In [2]:
%matplotlib inline
from __future__ import division

import matplotlib.pyplot as plt
import networkx as nx
import pandas as pd
import numpy as np
from operator import truediv
from nxpd import draw
from collections import Counter
import itertools

In [36]:
G = nx.DiGraph()

In [37]:
def insert_node(name, email, learn, teach):
    G.add_node(name, email=email, learn=learn, teach=teach)
    
    for node in G.nodes(data=True):
        learn_other = node[1]['learn']
        teach_other = node[1]['teach']
        
        common = [l for l in learn if l in teach_other]
        w = len(common)
        G.add_edge(name, node[0], weight=w, common=common)
        
        common = [l for l in teach if l in learn_other]
        w = len(common)
        G.add_edge(node[0], name, weight=w, common=common)

In [38]:
# Retrieve data from Google Sheet and parse using pandas dataframe
data = pd.read_csv("https://raw.githubusercontent.com/benelson/collaboratr/master/collaboratr.csv")
data = data.replace(np.nan,' ', regex=True)
users = data['1. What is your name?']
emails = data['2. What is your email?']
teach = data['3. What can you help others with?']
learn = data['4. What do you want to collaborate on or learn about?']

## Decision Tree

In [39]:
def find_breakouts(teach, learn):
    """
    Find subjects which deserve breakouts depending 
    on student to teach ratios.
    """
    big_list = []
    for i in range(len(teach)):
        big_list.append(teach[i].split(';'))

    big_list1 = []
    for i in range(len(learn)):
        big_list1.append(learn[i].split(';'))
        
    all_teach = list((itertools.chain.from_iterable(big_list)))
    N_teach = Counter(all_teach).values()
    
    all_learn = list((itertools.chain.from_iterable(big_list1)))
    N_learn = Counter(all_learn).values()
    
    ratios =  map(truediv,N_learn,N_teach[:-1])
    
    breakout_pct = .2
    N = len(users)
    subjects = Counter(all_teach).keys()
    isBreakout = (np.array(ratios) > 2) & (np.array(N_learn > breakout_pct*N))
    
    breakouts = np.array(subjects)[list(np.where(isBreakout)[0])]
    
    return breakouts

In [40]:
breakouts = find_breakouts(teach, learn)
breakouts

array(['GAIA DRI', 'stochastic gradient', 'gaussian processes',
       'databases', 'HTML5, CSS, javascript,GitHub pages', 'autodiff'], 
      dtype='|S35')

## Graphs

In [41]:
for u,e,l,t in zip(users, emails, learn, teach):
    insert_node(u, email=e, learn=l.split(';'), teach=t.split(';'))

In [44]:
participants = G.nodes(data=True)

In [45]:
def assign_users():
    """
    This uses LOTS of nested loops.

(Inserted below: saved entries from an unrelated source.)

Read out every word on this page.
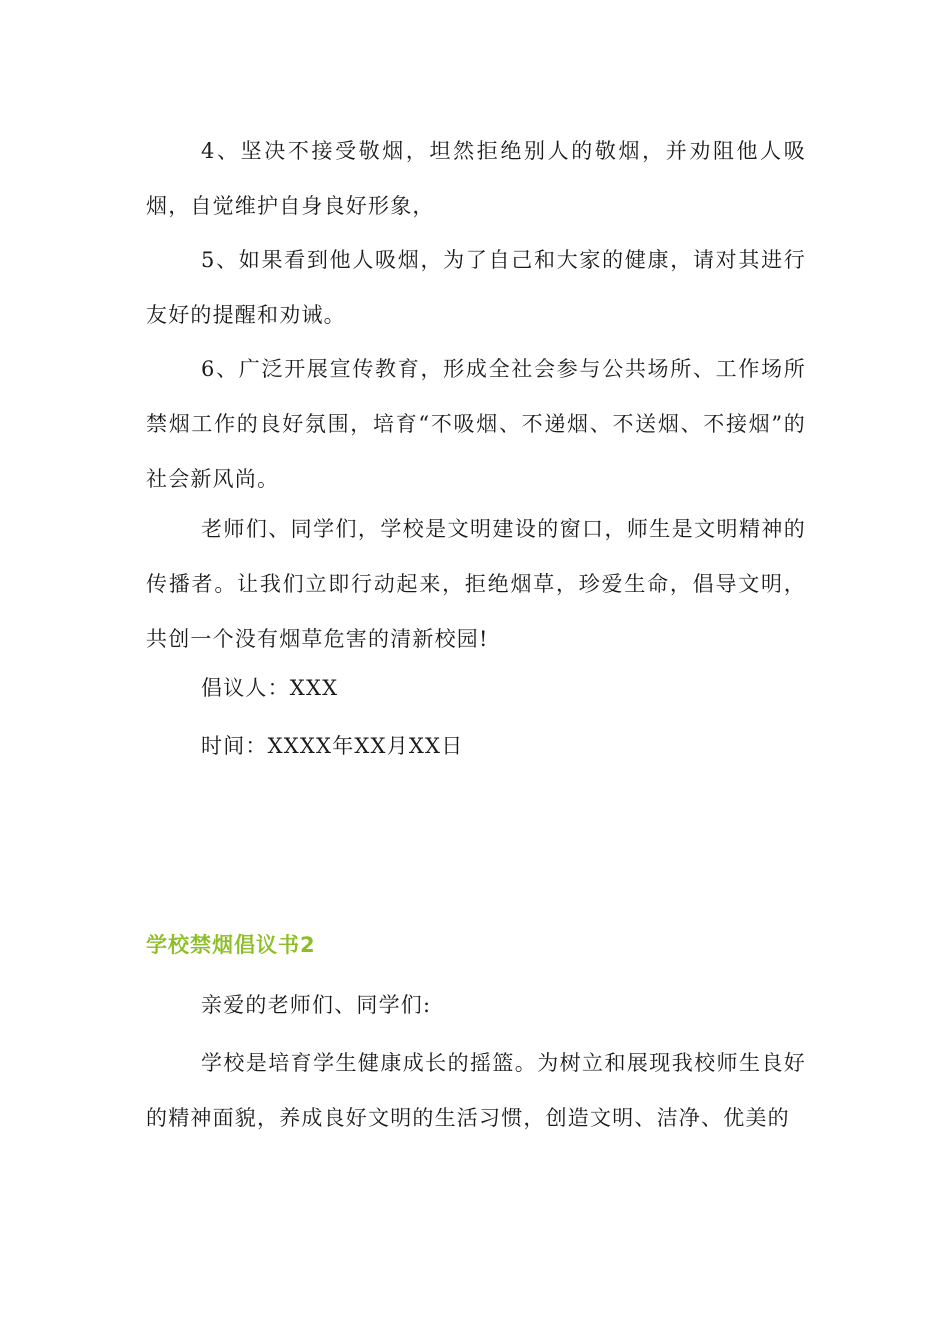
4、坚决不接受敬烟，坦然拒绝别人的敬烟，并劝阻他人吸烟，自觉维护自身良好形象，

5、如果看到他人吸烟，为了自己和大家的健康，请对其进行友好的提醒和劝诫。

6、广泛开展宣传教育，形成全社会参与公共场所、工作场所禁烟工作的良好氛围，培育“不吸烟、不递烟、不送烟、不接烟”的社会新风尚。

老师们、同学们，学校是文明建设的窗口，师生是文明精神的传播者。让我们立即行动起来，拒绝烟草，珍爱生命，倡导文明，共创一个没有烟草危害的清新校园!

倡议人：XXX

时间：XXXX年XX月XX日

学校禁烟倡议书2

亲爱的老师们、同学们:

学校是培育学生健康成长的摇篮。为树立和展现我校师生良好的精神面貌，养成良好文明的生活习惯，创造文明、洁净、优美的
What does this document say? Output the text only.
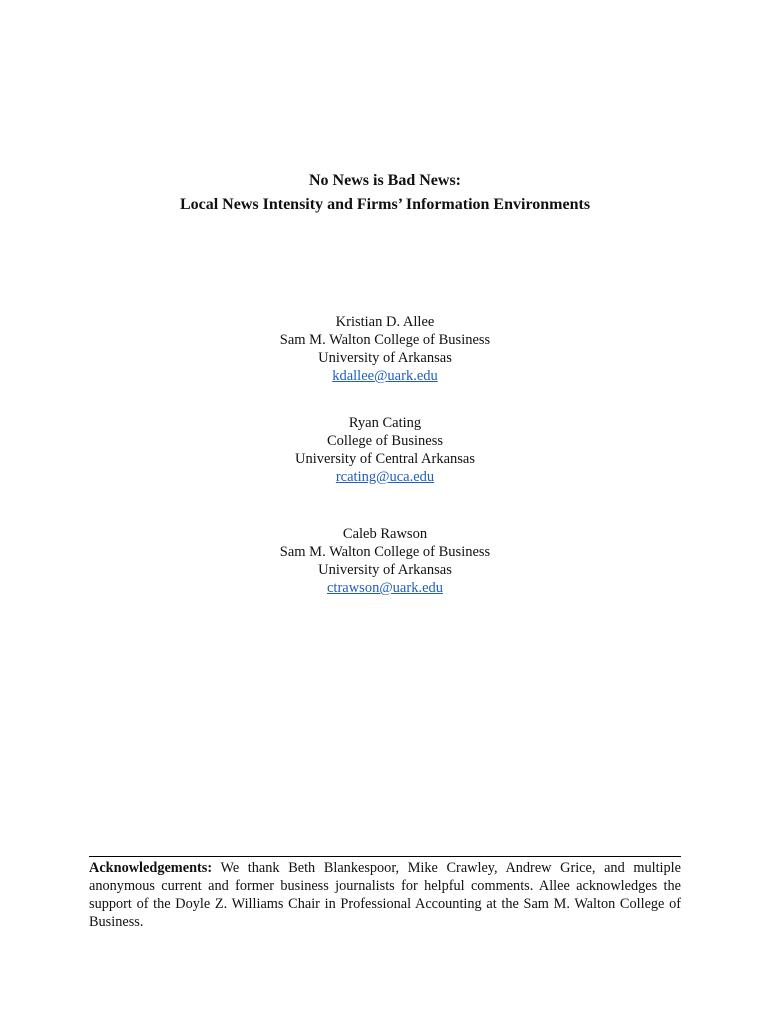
No News is Bad News:
Local News Intensity and Firms’ Information Environments
Kristian D. Allee
Sam M. Walton College of Business
University of Arkansas
kdallee@uark.edu
Ryan Cating
College of Business
University of Central Arkansas
rcating@uca.edu
Caleb Rawson
Sam M. Walton College of Business
University of Arkansas
ctrawson@uark.edu
Acknowledgements: We thank Beth Blankespoor, Mike Crawley, Andrew Grice, and multiple anonymous current and former business journalists for helpful comments. Allee acknowledges the support of the Doyle Z. Williams Chair in Professional Accounting at the Sam M. Walton College of Business.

Work to be done here.
    """
    assign = {}
    i=0
    for p in participants:
        assign_p = {}
        for l in p[1]['learn']:
            if l in breakouts:
                assign_p[l] = 'breakout'
            else:
                edges = G.edges(p[0], data=True)
                for e in edges:
                    if (l in e[2]['common']) and (l!=''):
                        assign_p[l] = e[1]
                    else: 
                        pass
        assign[p[0]] = assign_p
        i+=1
        
    return assign

In [47]:
assign = assign_users()

In [48]:
G_new = nx.DiGraph()

In [49]:
G_new.add_nodes_from(participants)

In [50]:
for p in G_new.nodes():
    mappings = assign[p]
    for m in mappings.keys():
        G_new.add_edge(p, mappings[m], label=m)

In [51]:
pos=nx.spring_layout(G_new)
draw(G_new)

'/var/folders/pc/lq5slw9x3f92zfnsfvj0n82h0000gn/T/nx_Rv4jHu.png'